PPP di Persimpangan Jalan: Warisan Ulama, Pragmatisme Politik, dan Upaya Rebranding

Partai Persatuan Pembangunan (PPP), salah satu partai politik tertua di Indonesia, kini menghadapi tantangan berat dalam mempertahankan eksistensinya di panggung politik nasional. Terjebak antara warisan nilai-nilai Islam yang diamanahkan para ulama dan godaan pragmatisme politik, PPP berada di persimpangan jalan yang menentukan arah masa depannya.

Kehilangan tokoh kharismatik seperti KH Maimun Zubair, yang mampu menjadi perekat soliditas partai di tengah konflik internal, menjadi pukulan telak bagi PPP. Di masa lalu, PPP memiliki tokoh-tokoh yang berani bersuara lantang membela kepentingan umat, bahkan tak gentar mengkritik penguasa. Namun, kini, suara politisi PPP di parlemen seakan meredup, kehilangan ketajamannya dalam menyuarakan aspirasi rakyat.

Sejarah kelam yang diwarnai konflik internal, perpecahan, dan kasus korupsi yang menjerat para elite partai semakin memperburuk citra PPP di mata publik. Kehilangan daya tarik di kalangan pemilih tradisional, terutama generasi muda, menjadi ancaman serius bagi keberlangsungan partai berlambang Ka'bah ini.

  • Kemerosotan Perolehan Suara:
    • Pemilu 1999: 11.330.397 suara
    • Pemilu 2004: 9.248.764 suara
    • Pemilu 2009: 5.533.214 suara
    • Pemilu 2014: 8.157.488 suara
    • Pemilu 2019: 6.323.147 suara
    • Pemilu 2024: 5.878.777 suara

Jelang Muktamar X pada September 2025, PPP dihadapkan pada kebutuhan mendesak untuk melakukan rebranding.
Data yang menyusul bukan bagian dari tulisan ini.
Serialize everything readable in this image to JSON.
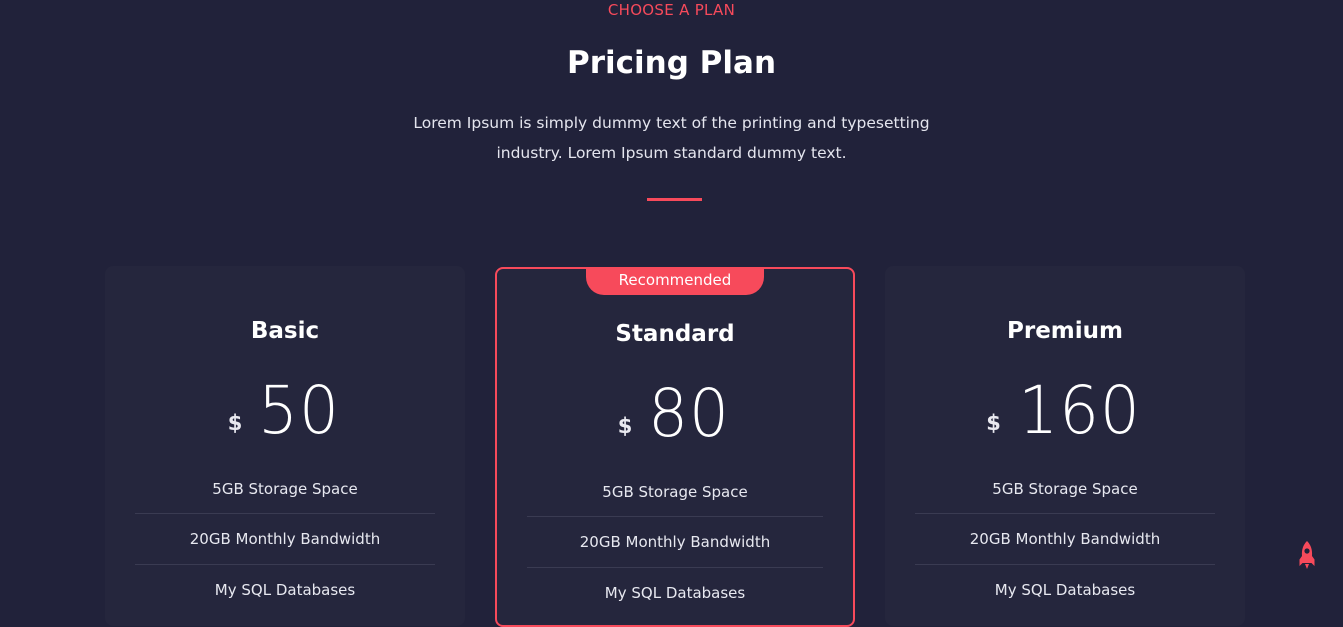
{
  "header": {
    "eyebrow": "CHOOSE A PLAN",
    "title": "Pricing Plan",
    "intro": "Lorem Ipsum is simply dummy text of the printing and typesetting industry. Lorem Ipsum standard dummy text."
  },
  "accent_color": "#f74a5b",
  "background_color": "#21223a",
  "plans": [
    {
      "name": "Basic",
      "currency": "$",
      "amount": "50",
      "recommended": false,
      "features": [
        "5GB Storage Space",
        "20GB Monthly Bandwidth",
        "My SQL Databases"
      ]
    },
    {
      "name": "Standard",
      "currency": "$",
      "amount": "80",
      "recommended": true,
      "badge": "Recommended",
      "features": [
        "5GB Storage Space",
        "20GB Monthly Bandwidth",
        "My SQL Databases"
      ]
    },
    {
      "name": "Premium",
      "currency": "$",
      "amount": "160",
      "recommended": false,
      "features": [
        "5GB Storage Space",
        "20GB Monthly Bandwidth",
        "My SQL Databases"
      ]
    }
  ],
  "floating_button": {
    "icon": "rocket-icon"
  }
}
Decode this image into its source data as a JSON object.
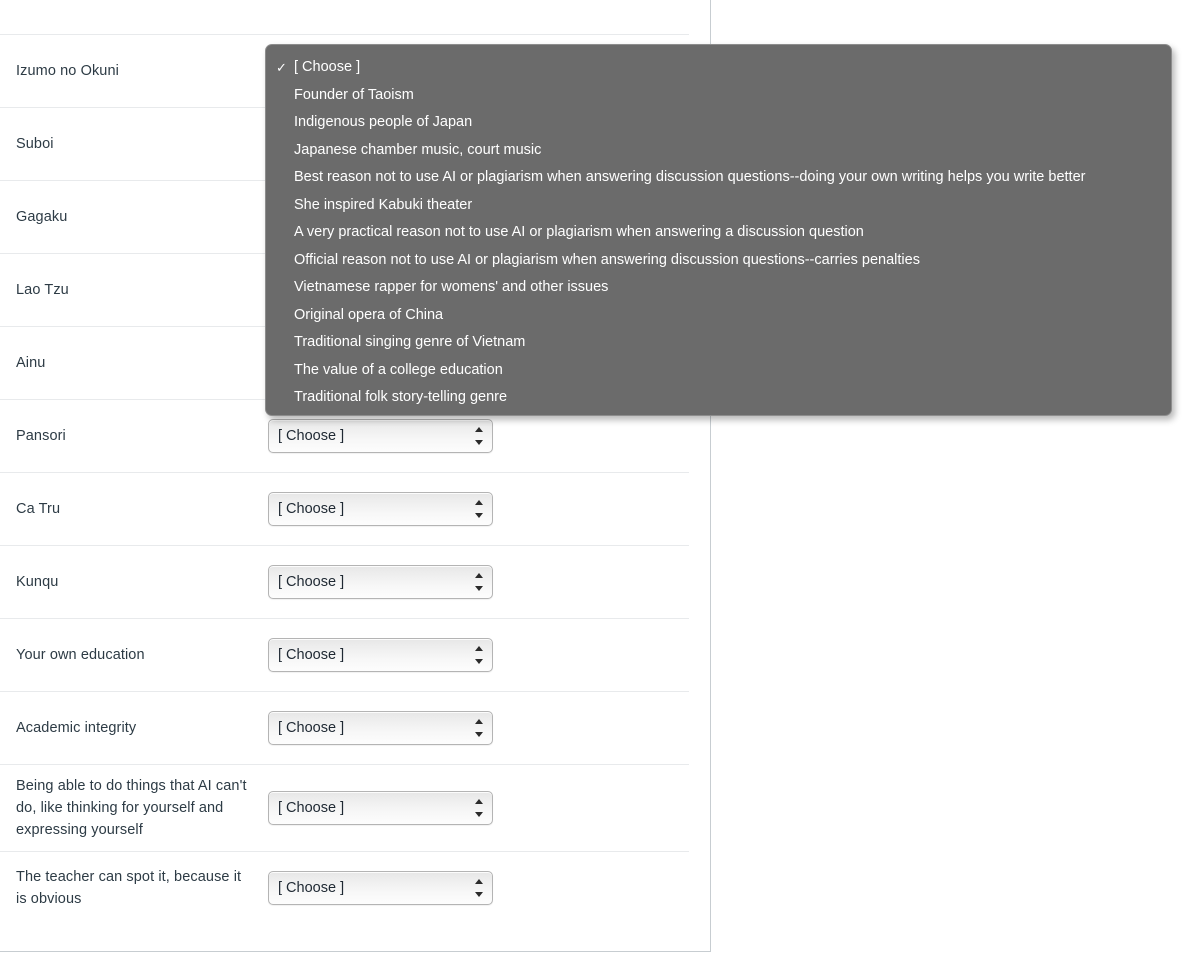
{
  "select_placeholder": "[ Choose ]",
  "dropdown": {
    "name": "answer-options-popup",
    "selected_index": 0,
    "check_glyph": "✓",
    "items": [
      {
        "label": "[ Choose ]",
        "checked": true
      },
      {
        "label": "Founder of Taoism",
        "checked": false
      },
      {
        "label": "Indigenous people of Japan",
        "checked": false
      },
      {
        "label": "Japanese chamber music, court music",
        "checked": false
      },
      {
        "label": "Best reason not to use AI or plagiarism when answering discussion questions--doing your own writing helps you write better",
        "checked": false
      },
      {
        "label": "She inspired Kabuki theater",
        "checked": false
      },
      {
        "label": "A very practical reason not to use AI or plagiarism when answering a discussion question",
        "checked": false
      },
      {
        "label": "Official reason not to use AI or plagiarism when answering discussion questions--carries penalties",
        "checked": false
      },
      {
        "label": "Vietnamese rapper for womens' and other issues",
        "checked": false
      },
      {
        "label": "Original opera of China",
        "checked": false
      },
      {
        "label": "Traditional singing genre of Vietnam",
        "checked": false
      },
      {
        "label": "The value of a college education",
        "checked": false
      },
      {
        "label": "Traditional folk story-telling genre",
        "checked": false
      }
    ]
  },
  "rows": [
    {
      "label": "Izumo no Okuni",
      "value": "[ Choose ]"
    },
    {
      "label": "Suboi",
      "value": "[ Choose ]"
    },
    {
      "label": "Gagaku",
      "value": "[ Choose ]"
    },
    {
      "label": "Lao Tzu",
      "value": "[ Choose ]"
    },
    {
      "label": "Ainu",
      "value": "[ Choose ]"
    },
    {
      "label": "Pansori",
      "value": "[ Choose ]"
    },
    {
      "label": "Ca Tru",
      "value": "[ Choose ]"
    },
    {
      "label": "Kunqu",
      "value": "[ Choose ]"
    },
    {
      "label": "Your own education",
      "value": "[ Choose ]"
    },
    {
      "label": "Academic integrity",
      "value": "[ Choose ]"
    },
    {
      "label": "Being able to do things that AI can't do, like thinking for yourself and expressing yourself",
      "value": "[ Choose ]"
    },
    {
      "label": "The teacher can spot it, because it is obvious",
      "value": "[ Choose ]"
    }
  ],
  "colors": {
    "page_background": "#ffffff",
    "text": "#2d3b45",
    "row_divider": "#e8eaec",
    "container_border": "#c7cdd1",
    "popup_background": "#6b6b6b",
    "popup_text": "#ffffff"
  }
}
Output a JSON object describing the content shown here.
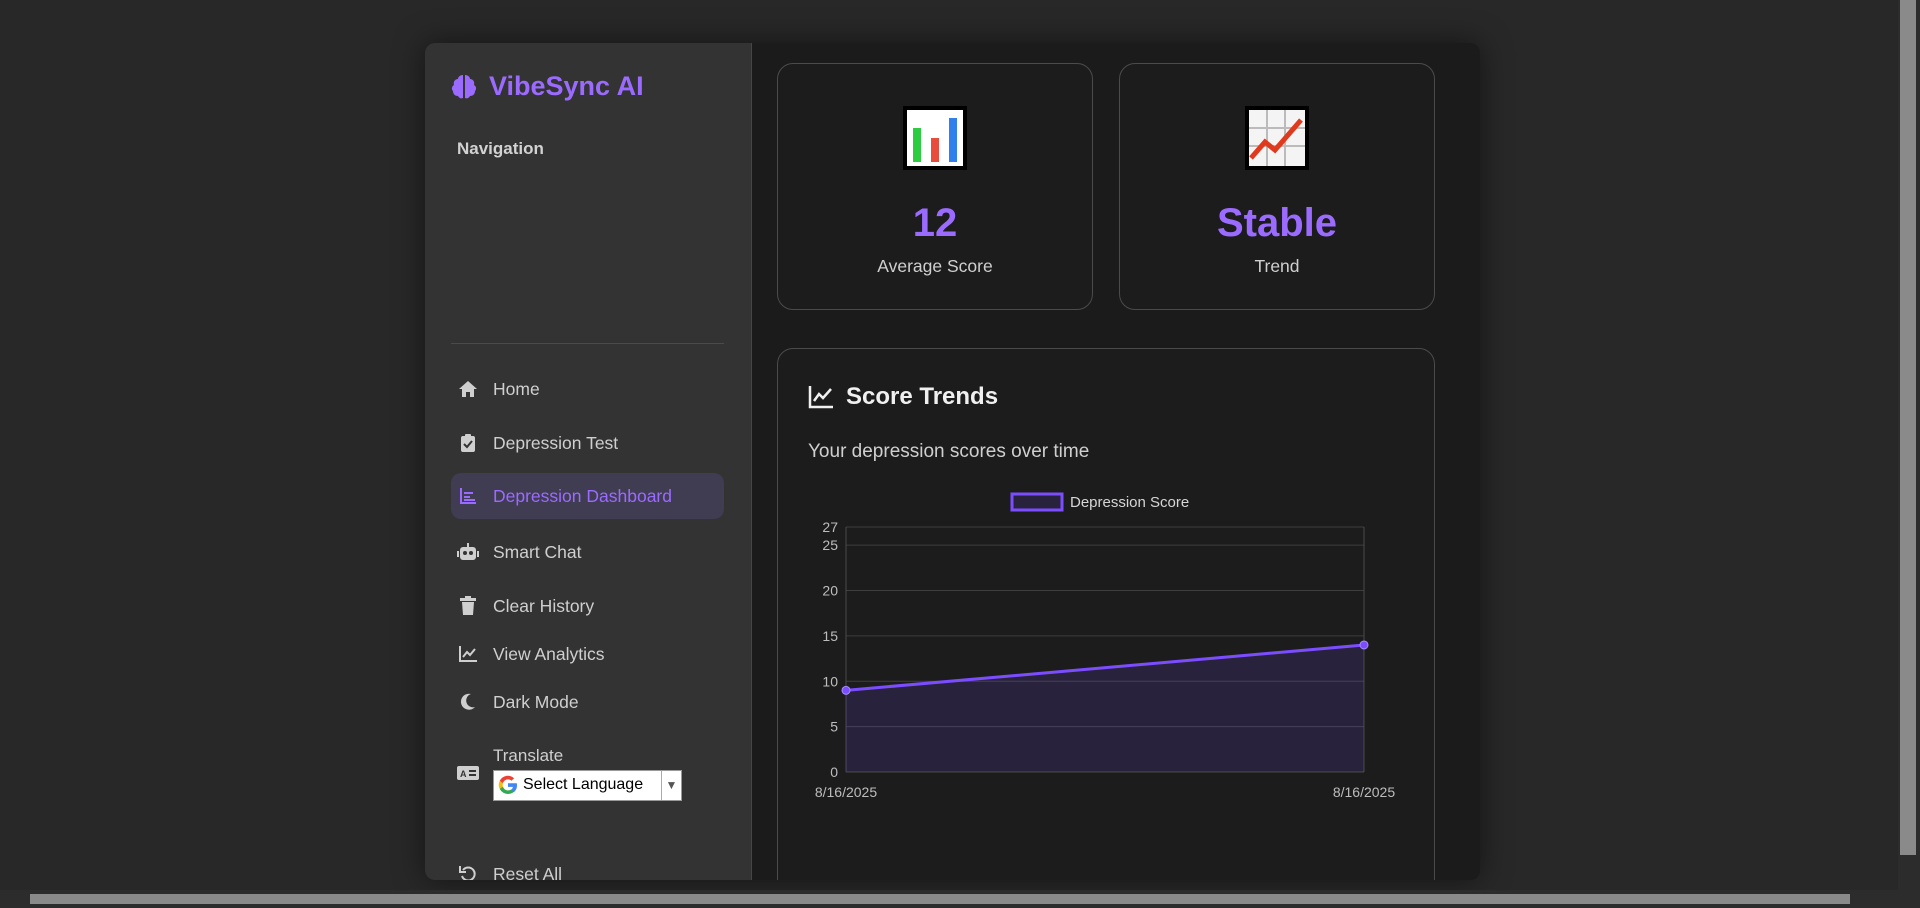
{
  "brand": {
    "name": "VibeSync AI",
    "icon": "brain-icon",
    "color": "#9b6bff"
  },
  "sidebar": {
    "heading": "Navigation",
    "items": [
      {
        "label": "Home",
        "icon": "home-icon"
      },
      {
        "label": "Depression Test",
        "icon": "clipboard-check-icon"
      },
      {
        "label": "Depression Dashboard",
        "icon": "chart-bars-icon",
        "active": true
      },
      {
        "label": "Smart Chat",
        "icon": "robot-icon"
      },
      {
        "label": "Clear History",
        "icon": "trash-icon"
      },
      {
        "label": "View Analytics",
        "icon": "line-chart-icon"
      },
      {
        "label": "Dark Mode",
        "icon": "moon-icon"
      },
      {
        "label": "Translate",
        "icon": "translate-icon"
      },
      {
        "label": "Reset All",
        "icon": "undo-icon"
      }
    ],
    "translate_select": "Select Language"
  },
  "stats": [
    {
      "value": "12",
      "label": "Average Score",
      "icon": "bar-chart-emoji"
    },
    {
      "value": "Stable",
      "label": "Trend",
      "icon": "trend-up-emoji"
    }
  ],
  "chart_card": {
    "title": "Score Trends",
    "subtitle": "Your depression scores over time"
  },
  "chart_data": {
    "type": "line",
    "x": [
      "8/16/2025",
      "8/16/2025"
    ],
    "series": [
      {
        "name": "Depression Score",
        "values": [
          9,
          14
        ],
        "color": "#7c4dff"
      }
    ],
    "ylim": [
      0,
      27
    ],
    "yticks": [
      0,
      5,
      10,
      15,
      20,
      25,
      27
    ],
    "grid": true,
    "legend": "top-center",
    "fill": true
  }
}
Upaya merangkul pemilih pemula, yang selama ini kurang mendapat perhatian serius, menjadi kunci untuk memulihkan kepercayaan publik. PPP harus mampu menampilkan diri sebagai partai Islam yang relevan dengan perkembangan zaman, tanpa meninggalkan nilai-nilai luhur yang menjadi identitasnya.

Namun, upaya rebranding ini tidak akan berhasil jika PPP hanya fokus pada mencari sosok eksternal untuk menduduki kursi ketua umum. Munculnya nama-nama seperti Menteri Pertanian Arman Sulaiman, yang dikaitkan dengan kekuatan finansial, atau bahkan mantan Presiden Joko Widodo, justru mengindikasikan krisis kepemimpinan internal yang mendalam.

Kader-kader potensial seperti Ahmad Baidowi, yang memiliki rekam jejak elektoral yang mumpuni, seharusnya diberi kesempatan untuk memimpin partai. Bahkan, jika PPP ingin membuat gebrakan besar, menggandeng tokoh seperti Anies Baswedan, yang memiliki daya tarik kuat di kalangan pemilih Muslim, bisa menjadi opsi yang menarik.

Tentu saja, kombinasi ideal antara pemimpin muda yang visioner dan tokoh kharismatik yang mampu merangkul berbagai kalangan hanyalah sebuah angan-angan di atas kertas. Realitas politik seringkali diwarnai oleh kepentingan pragmatis dan transaksional. Namun, jika PPP ingin benar-benar bangkit dari keterpurukan, partai ini harus berani mengambil langkah-langkah berani dan inovatif, serta menjauhi praktik-praktik koruptif yang telah merusak citranya.

Akankah PPP mampu keluar dari persimpangan jalan ini dengan selamat? Akankah warisan ulama dan idealisme perjuangan mampu mengalahkan godaan pragmatisme politik? Waktu yang akan menjawab.